This outfit was oriented around me wanting it to be fall outside- hence the booties and a short-sleeved sweater. I was talking with a co-worker about seasonal wardrobes, and she mentioned putting away summer stuff. Well, I don't really feel a need for clear seasonal distinctions among most of my clothes, at least as far as summer stuff goes. I'm delighted to continue pulling out the tanks and short sleeved shirts to go with my cardigan collection, and with where I live, there's no real need to stop wearing even some of my super lightweight stuff in the winter, so long as I pair it with tights and a scarf. However, there are some things that won't be worn in the summer, like this shirt made out of a thicker knit and my small but proud collection of sweaters. I know that it's been unseasonably warm even up north lately. Are you guys clutching onto the last days of summer weather or gleefully trying to bring fall into your life the way that I've been trying to?
And what's that beauty next to me in all these pictures?
It's my method of transportation for the daily commute these days. I had been taking the bus in during the week and snagging a friend's parking pass to drive in on the weekends. While I miss having the downtime the bus commute brought me to either read or talk on the phone to my dad (yes, I'm one of those annoying people who would talk on their cell on the bus), those are the only downsides to riding in my bike. I love have the flexibility of leaving whenever I like, and realistically, from where I live, it is probably quicker to bike than bus, and about the same time as driving when you factor in the time it takes to park in the garage attached to my school. This was very helpful yesterday when I overslept and needed to be at school in a half hour. Aside from the monetary benefits- it's $12/day to park in the garage and $1.20 for the bus- it's really great to spend that time out in the sun and the fresh air. I used to be a small biking enthusiast, and would go for ~15 mile rides with my dad, so it's been nice to get back on the bike.

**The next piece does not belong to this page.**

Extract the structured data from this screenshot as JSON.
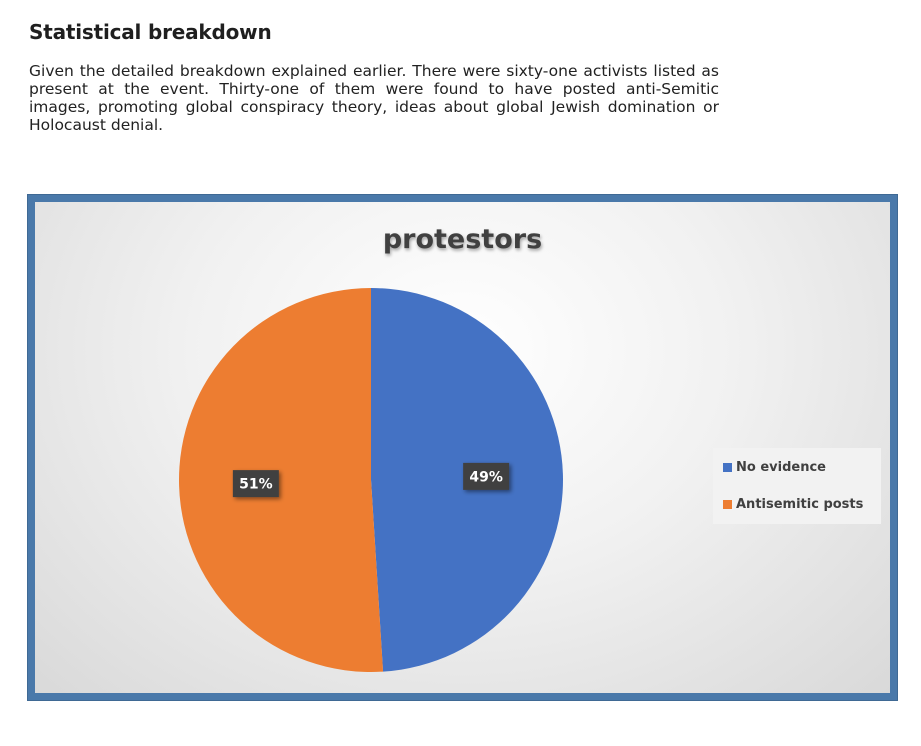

This bike was purchased by my dad for my mom about thirty years ago when they were first married. She tried it a couple of times, and decided she hated it, mostly I think because she was hoping it would go by itself instead of needing to be peddled. When my aunt agreed with her, this poor bike was relegated to the garage for the next 25 years. When I decided that I really enjoyed biking after using it for transportation in college, I tried this guy out while I was at home and loved it. This style of bike is really great for trail riding and going fast pretty easily. I wasn't totally sure about the safety of riding a bike in this city, and was pretty shaky about using something with really thin wheels as opposed to a mountain bike that gives a little more stability in going over large rocks. I seriously considered buying a second bike just for going to and from school, but after a week or so of daily riding without any wipe outs, I'm taking that option off the table. I wouldn't have wanted to get rid of this bike, and it really doesn't make sense for me to have two bikes at this point. Aside from my very first commute, where I wiped out trying to get from the street to the sidewalk (and misjudged just how steep the drop to the street was), I've grown more comfortable with going over gravel and the occasional rock. I've got my helmet to protect my most valuable asset (brain traumas suck), gloves to protect my hands in case of wipe out (road rash is also not fun), lights for travel after dark, and a low traffic route. The last thing I want to fill out my bike gear wish list? A bike basket!